The company’s first product is a treatment for type 2 diabetes, in a long-acting synthetic protein. Diabetes is a chronic disorder where the pancreas does not create enough insulin to process the sugar glucose to flow into the blood stream and cells for energy in the body. In type 2 diabetes, which accounts for at least 90 percent of all diabetes cases, the pancreas produces some but not enough insulin, or the body cannot process insulin. Centers for Disease Control and Prevention says diabetes affects 30.3 million people in the U.S., with the number of people with the disease tripling in the past 20 years as the population ages and becomes overweight. Diabetes is also the 7th leading cause of death, and leading cause of kidney failure, lower-limb amputations, and adult-onset blindness.

Lin and colleagues from Buffalo and California Institute for Biomedical Research in La Jolla designed a synthetic form of the hormone oxyntomodulin. In the body, oxyntomodulin helps increase insulin production, as well as encourages the body to increase its expenditure of energy and reduce food intake. But like peptides, oxyntomodulin breaks down quickly in the body, making it impractical to be taken in its natural state.

The researchers devised a synthetic version of oxyntomodulin that adds a stabilizing amino acid called cysteine to different parts of the hormone’s chemistry, and link the parts together to keep the hormone’s components in their original configuration. In preclinical research, the team’s synthetic oxyntomodulin analogs help lab mice reduce their blood glucose levels, but are also more stable and last longer in the body than the natural hormone.

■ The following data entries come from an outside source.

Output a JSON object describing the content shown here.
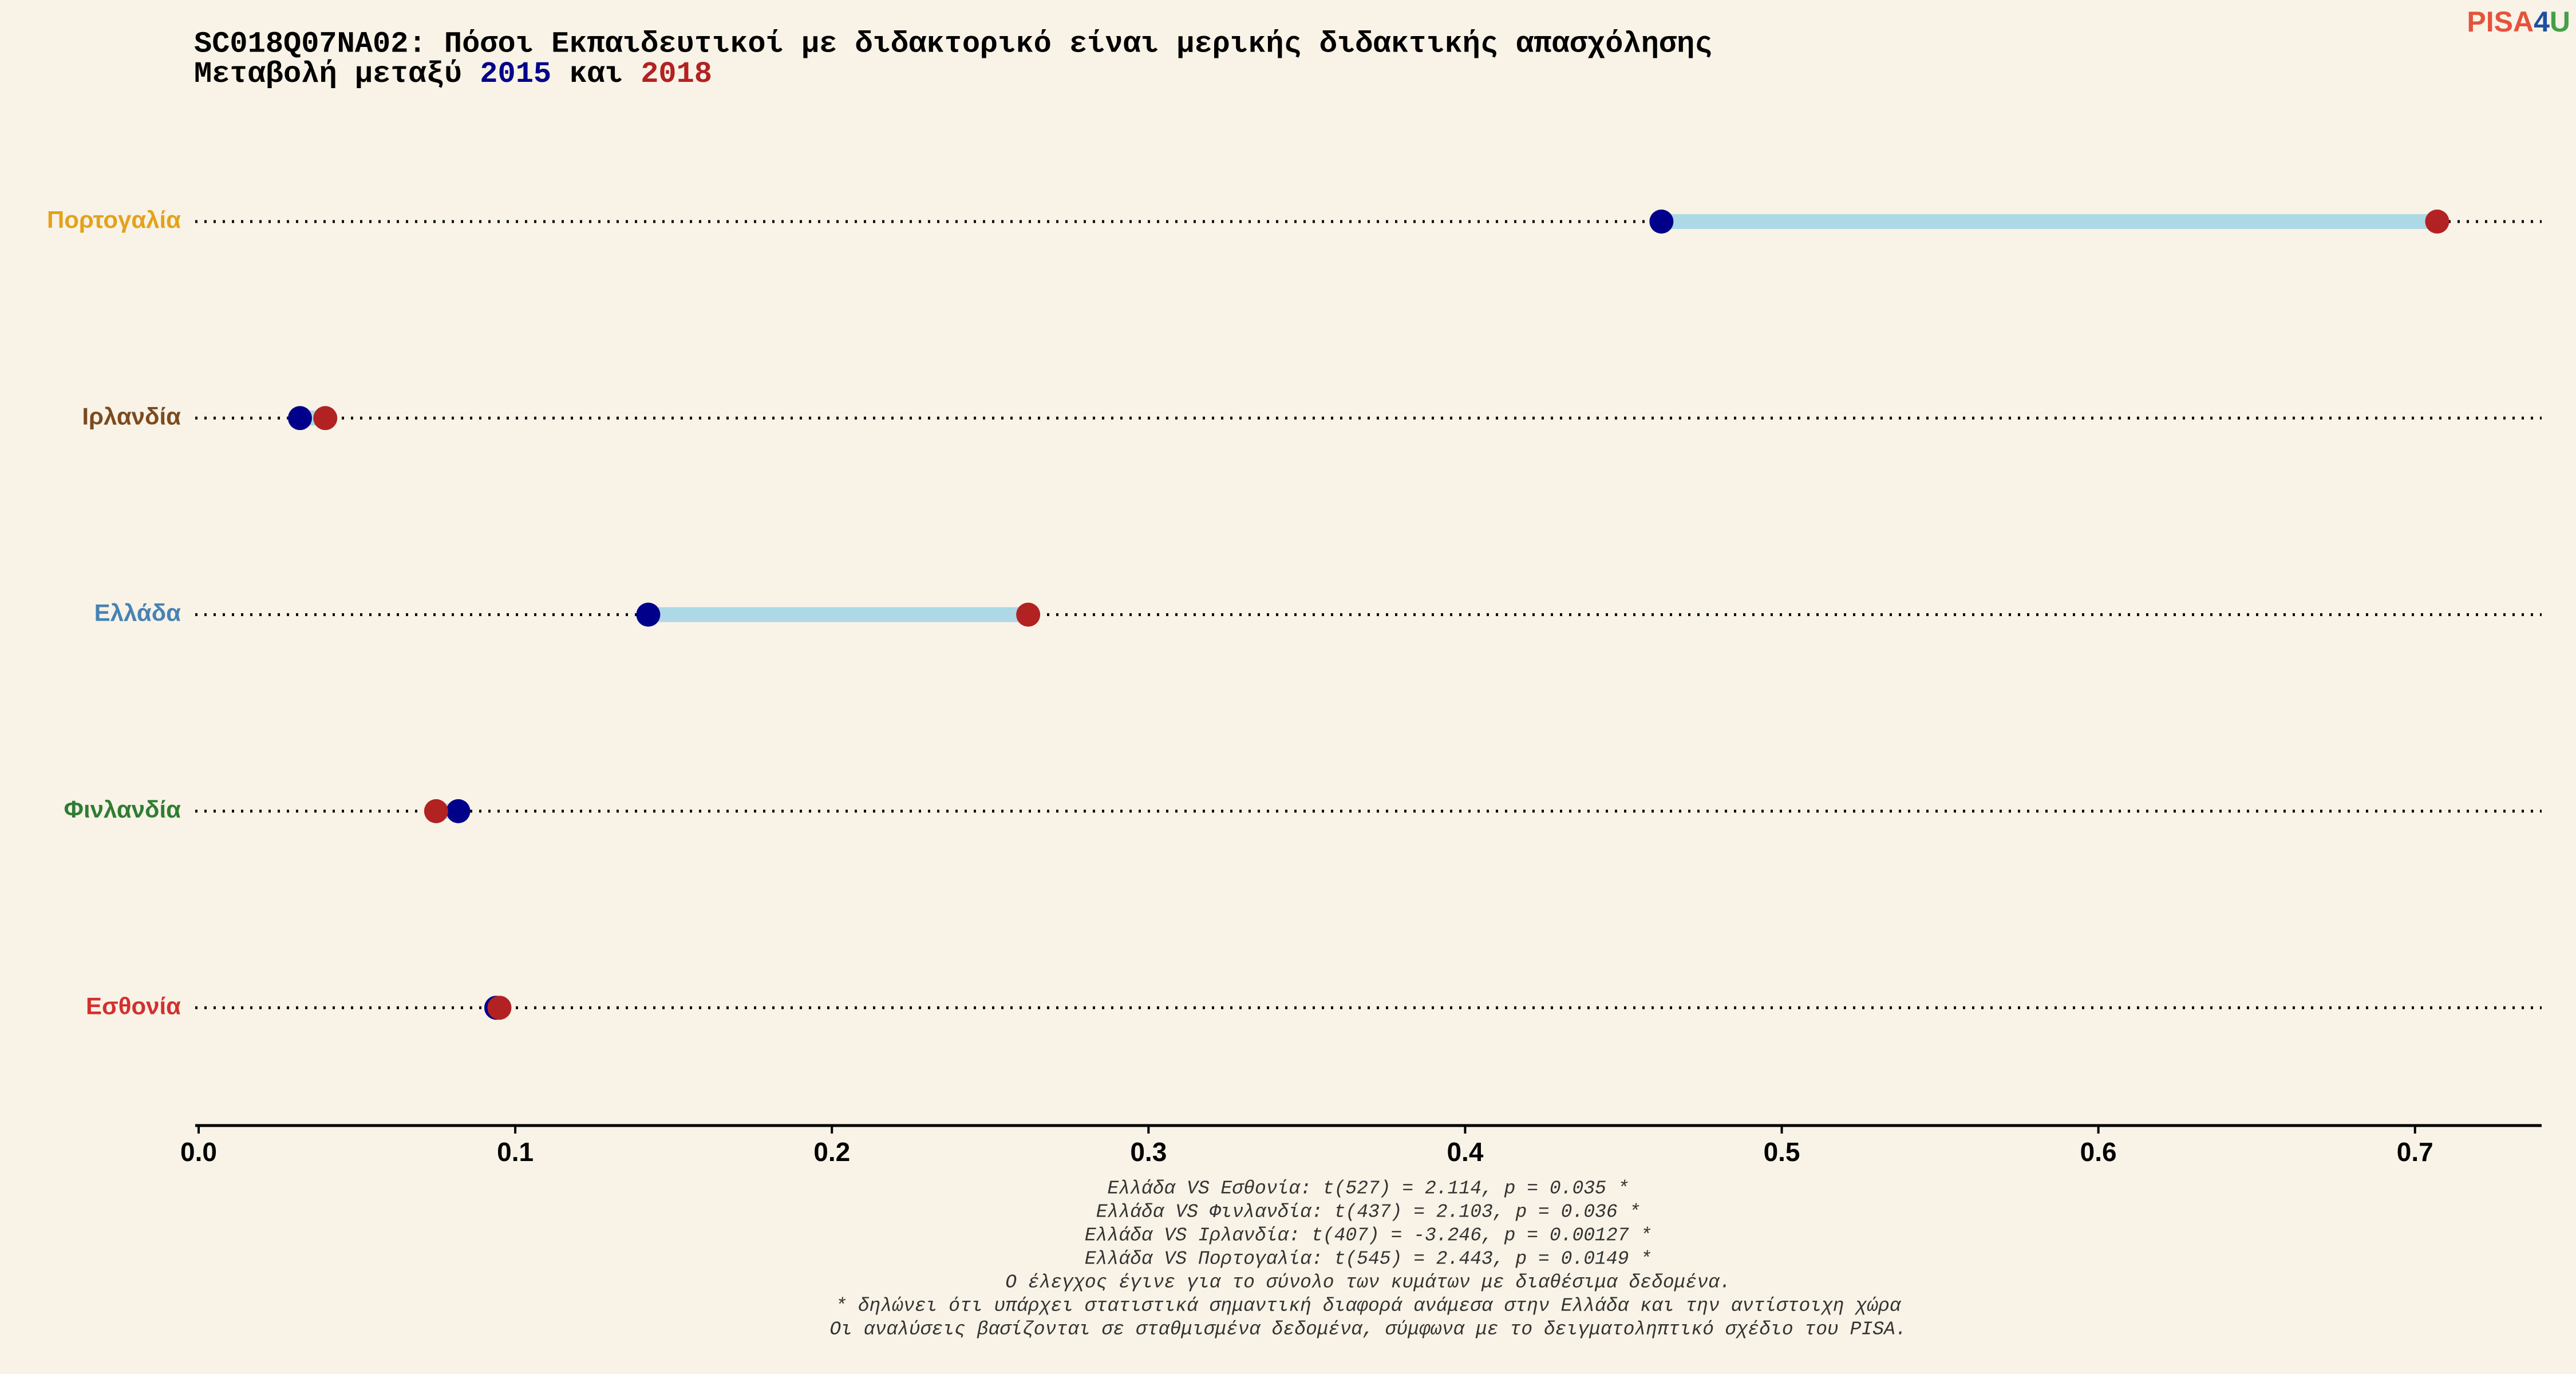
{
  "chart_data": {
    "type": "dumbbell",
    "title": "SC018Q07NA02: Πόσοι Εκπαιδευτικοί με διδακτορικό είναι μερικής διδακτικής απασχόλησης",
    "subtitle": {
      "prefix": "Μεταβολή μεταξύ",
      "joiner": "και"
    },
    "categories": [
      "Πορτογαλία",
      "Ιρλανδία",
      "Ελλάδα",
      "Φινλανδία",
      "Εσθονία"
    ],
    "category_colors": [
      "#e3a21a",
      "#7b4a1e",
      "#4682b4",
      "#2e7d32",
      "#d32f2f"
    ],
    "series": [
      {
        "name": "2015",
        "color": "#00008b",
        "values": [
          0.462,
          0.032,
          0.142,
          0.082,
          0.094
        ]
      },
      {
        "name": "2018",
        "color": "#b22222",
        "values": [
          0.707,
          0.04,
          0.262,
          0.075,
          0.095
        ]
      }
    ],
    "segment_color": "#add8e6",
    "xlim": [
      0,
      0.74
    ],
    "xticks": [
      {
        "value": 0,
        "label": "0.0"
      },
      0.1,
      0.2,
      0.3,
      0.4,
      0.5,
      0.6,
      0.7
    ],
    "footnotes": [
      "Ελλάδα VS Εσθονία: t(527) = 2.114, p = 0.035 *",
      "Ελλάδα VS Φινλανδία: t(437) = 2.103, p = 0.036 *",
      "Ελλάδα VS Ιρλανδία: t(407) = -3.246, p = 0.00127 *",
      "Ελλάδα VS Πορτογαλία: t(545) = 2.443, p = 0.0149 *",
      "Ο έλεγχος έγινε για το σύνολο των κυμάτων με διαθέσιμα δεδομένα.",
      "* δηλώνει ότι υπάρχει στατιστικά σημαντική διαφορά ανάμεσα στην Ελλάδα και την αντίστοιχη χώρα",
      "Οι αναλύσεις βασίζονται σε σταθμισμένα δεδομένα, σύμφωνα με το δειγματοληπτικό σχέδιο του PISA."
    ],
    "logo": [
      "PISA",
      "4",
      "U"
    ]
  }
}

The NIDDK grant is an early-stage Small Business Innovation Research or SBIR award to Transira for a 1-year project to further develop this synthetic oxyntomodulin into a long-lasting injectable drug. “With injectable drugs,” says Lin in a university statement, “you don’t want to ask people to use them too often because they may sometimes forget or skip a dose because they are not in a setting that’s convenient to make an injection. That’s why a longer-lasting therapy is so important.”

The synthetic hormone aims to decrease fasting blood glucose levels by at least 25 percent and reduce the weight of diet-induced obese mice by 20 percent or more. The drug would also be injected under the skin and last for the equivalent of a week in the test mice. If this first stage is successful, the company would then apply for further SBIR funds to advance the synthetic hormone through chemical activity and toxicology tests to the point of clinical trials.